There are also subsidies paid to coal-fired power stations under schemes to ensure secure electricity supplies, which undermines the carbon price put in to push up the cost of highly-polluting power.

These schemes, the capacity market and supplementary balancing reserve, benefit coal plants to the tune of almost £200 million a year, the report estimates.

The Government has committed to phasing out polluting coal-fired power plants by 2025, and Britain had its first full day without coal generating any electricity since the 19th century in April.

Elsewhere Germany accounted for more than £1.7bn in subsidies (2bn euro), while across the 10 countries, just 14 per cent of money identified as subsidies was being paid to support a transition for communities and workers away from fossil fuels.
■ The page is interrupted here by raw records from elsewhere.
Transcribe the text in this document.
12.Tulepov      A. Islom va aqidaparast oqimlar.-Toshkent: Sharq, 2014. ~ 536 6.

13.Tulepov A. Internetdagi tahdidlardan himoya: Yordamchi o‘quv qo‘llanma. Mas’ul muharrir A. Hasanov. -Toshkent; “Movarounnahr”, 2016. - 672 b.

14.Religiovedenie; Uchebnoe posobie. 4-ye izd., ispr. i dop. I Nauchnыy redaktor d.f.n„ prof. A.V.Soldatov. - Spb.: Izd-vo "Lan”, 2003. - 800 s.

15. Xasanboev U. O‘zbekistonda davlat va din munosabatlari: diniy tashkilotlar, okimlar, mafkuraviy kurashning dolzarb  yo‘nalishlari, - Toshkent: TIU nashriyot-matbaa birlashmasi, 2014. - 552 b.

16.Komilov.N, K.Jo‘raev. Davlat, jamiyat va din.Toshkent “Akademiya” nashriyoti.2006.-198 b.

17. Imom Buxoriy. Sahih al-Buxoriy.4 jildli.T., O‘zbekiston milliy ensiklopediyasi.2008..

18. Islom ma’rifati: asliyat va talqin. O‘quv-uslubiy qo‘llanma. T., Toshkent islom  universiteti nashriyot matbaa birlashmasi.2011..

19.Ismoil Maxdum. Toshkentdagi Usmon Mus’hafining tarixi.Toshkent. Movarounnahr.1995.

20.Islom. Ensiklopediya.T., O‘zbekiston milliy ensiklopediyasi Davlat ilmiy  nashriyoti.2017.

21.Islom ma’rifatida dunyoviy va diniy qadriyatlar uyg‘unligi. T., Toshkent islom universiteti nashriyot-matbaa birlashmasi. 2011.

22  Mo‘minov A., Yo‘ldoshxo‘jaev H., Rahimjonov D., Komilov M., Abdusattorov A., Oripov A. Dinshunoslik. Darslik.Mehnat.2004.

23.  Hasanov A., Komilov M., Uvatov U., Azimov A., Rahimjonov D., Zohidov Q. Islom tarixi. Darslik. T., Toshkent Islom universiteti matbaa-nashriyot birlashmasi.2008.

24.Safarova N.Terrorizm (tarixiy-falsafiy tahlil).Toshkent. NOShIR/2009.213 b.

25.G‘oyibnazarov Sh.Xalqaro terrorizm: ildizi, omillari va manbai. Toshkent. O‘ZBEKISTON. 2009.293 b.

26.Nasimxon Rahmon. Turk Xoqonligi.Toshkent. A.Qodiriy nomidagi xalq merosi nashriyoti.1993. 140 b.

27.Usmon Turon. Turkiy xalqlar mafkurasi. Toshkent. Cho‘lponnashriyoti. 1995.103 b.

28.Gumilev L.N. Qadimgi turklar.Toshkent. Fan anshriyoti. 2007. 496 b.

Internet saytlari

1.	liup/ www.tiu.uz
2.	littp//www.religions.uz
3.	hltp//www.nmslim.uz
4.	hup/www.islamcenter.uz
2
Report author Shelagh Whitley, head of the climate and energy programme at ODI, said: “European countries need to phase out coal if they are to meet the Paris climate agreement targets, fight air pollution and support a change to low-carbon energy systems.

“However as our research shows, governments are continuing to provide lifelines to coal by handing over new subsidies without which the coal industry would not be economically viable.

“Governments in Europe must stick to their promise to shift to low-carbon and efficient energy systems and focus any remaining subsidies on supporting workers and communities to move away from fossil fuels.”

Last month The Yorkshire Post reported that the industrial revolution had turned full circle, as for the first time in 135 years Britain kept its lights on without coal to stoke the boiler.

As the clock struck midnight on April 21, the country completed its first full day fuelled only by greener alternatives.

The last coal-free day was in 1882, before the opening of the world’s first centralised public coal-fired generator at Holborn Viaduct in London.

The National Grid’s electricity control room tweeted: “It looks likely that today will be the first ever working day in Britain without coal since the industrial revolution.”

Three decades ago, Yorkshire had 56 collieries. The last two, Kellingley, near Pontefract, and Hatfield, in Doncaster, closed in 2015.

The coal-fired Ferrybridge C power station, in Kellingley’s shadow, followed a few months later.